Two Arrested for Failing to Pay Employment Taxes
|Feb. 22, 2013|
LAREDO, Texas – Jorge Montemayor and Leticia Reyna have been arrested following the return of a 14-count indictment accusing them of failure to pay over employment taxes to the Internal Revenue Service (IRS), United States Attorney Kenneth Magidson announced today along with Special Agent in Charge of IRS - Criminal Investigation Lucy Cruz.
"Business owners have a responsibility to withhold income taxes for their employees and then remit those taxes to the Internal Revenue Service," said Cruz. "The failure to pay over withheld taxes are very serious offenses; IRS-CI is committed to vigorously pursuing those who violate employment tax laws."
According to the allegations in the indictment, Montemayor and Reyna operated Professional Skilled Services Inc., a home health care business in Laredo. Montemayor opened and began to operate the home health care business GDM Home Health Inc. in 2006. Montemayor and Reyna both were authorized to take care of financial matters for Professional Skilled Services and were listed as signatories on this company’s bank accounts.
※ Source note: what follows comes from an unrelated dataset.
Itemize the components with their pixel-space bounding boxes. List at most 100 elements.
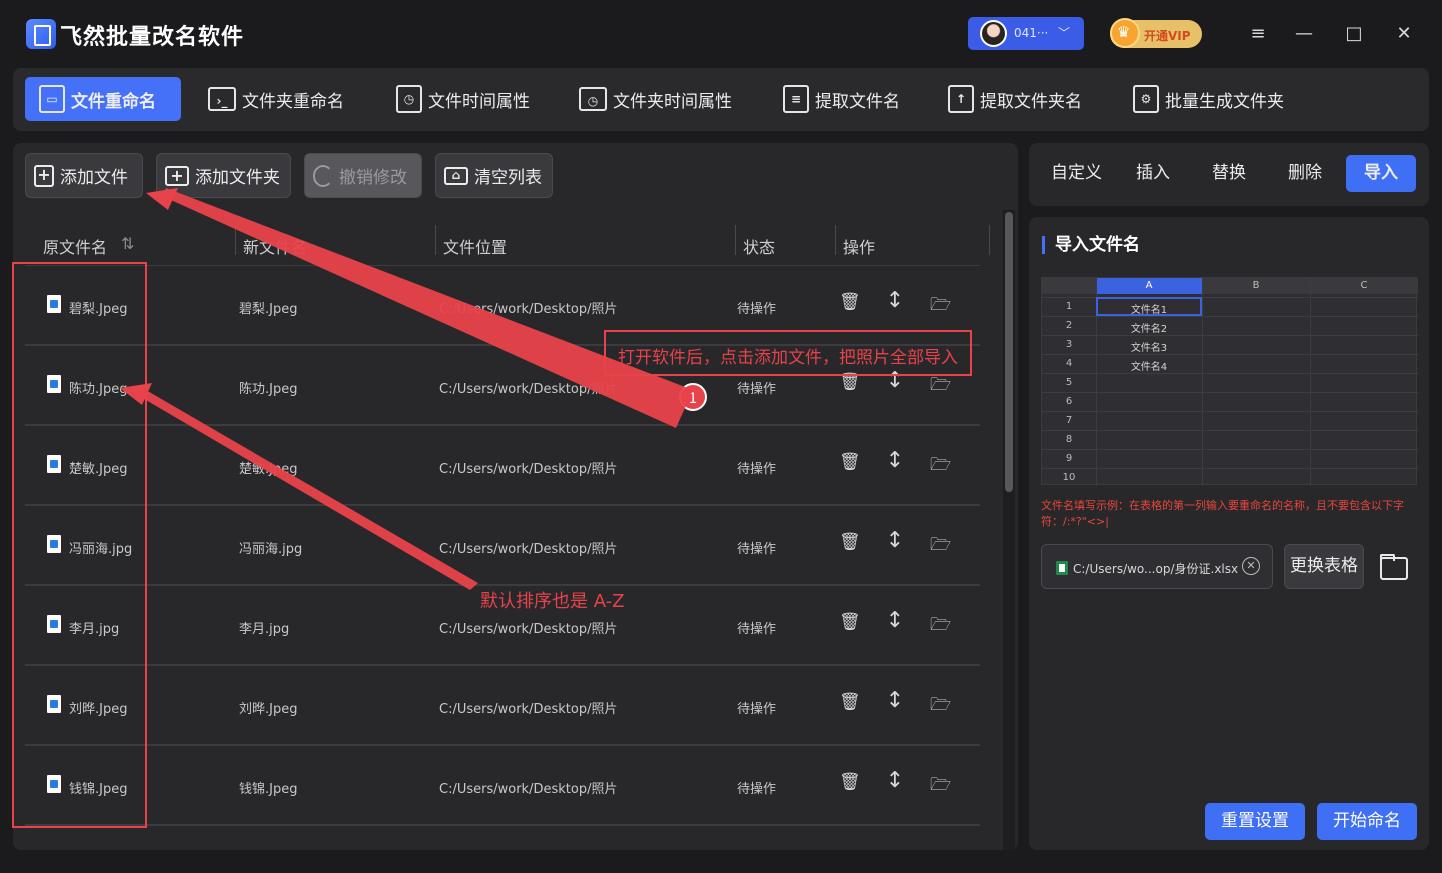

Montemayor had this same authorization for GDM Home Health Inc., according to the indictment.
As owner/operators with control over their businesses’ financial affairs, Montemayor and Reyna were responsible for collecting and withholding employment taxes from their employees’ paychecks. Employment taxes include federal income tax, Social Security and Medicare taxes. Montemayor and Reyna reported these withheld taxes but allegedly failed to pay them over to the United States. The indictment further alleges Montemayor and Reyna caused their respective companies to divert corporate funds to cover non-business expenses, including trips and entertainment. Montemayor and Reyna still allegedly owe more than $125,000 in employment taxes on behalf of Professional Skilled Services Inc. employees, and Montemayor still owes more than $1.3 million in employment taxes on behalf of GDM Home Health Inc. employees, the indictment alleges.
Failure to pay over employment tax carries a statutory maximum penalty upon conviction of five years in prison and a $250,000 fine.
The investigation resulting in the charges against Montemayor and Reyna were conducted by the IRS-CI and FBI. Assistant United States Attorney Elizabeth R. Rabe is prosecuting the case.
An indictment is a formal accusation of criminal conduct, not evidence.
A defendant is presumed innocent unless and until convicted through due process of law.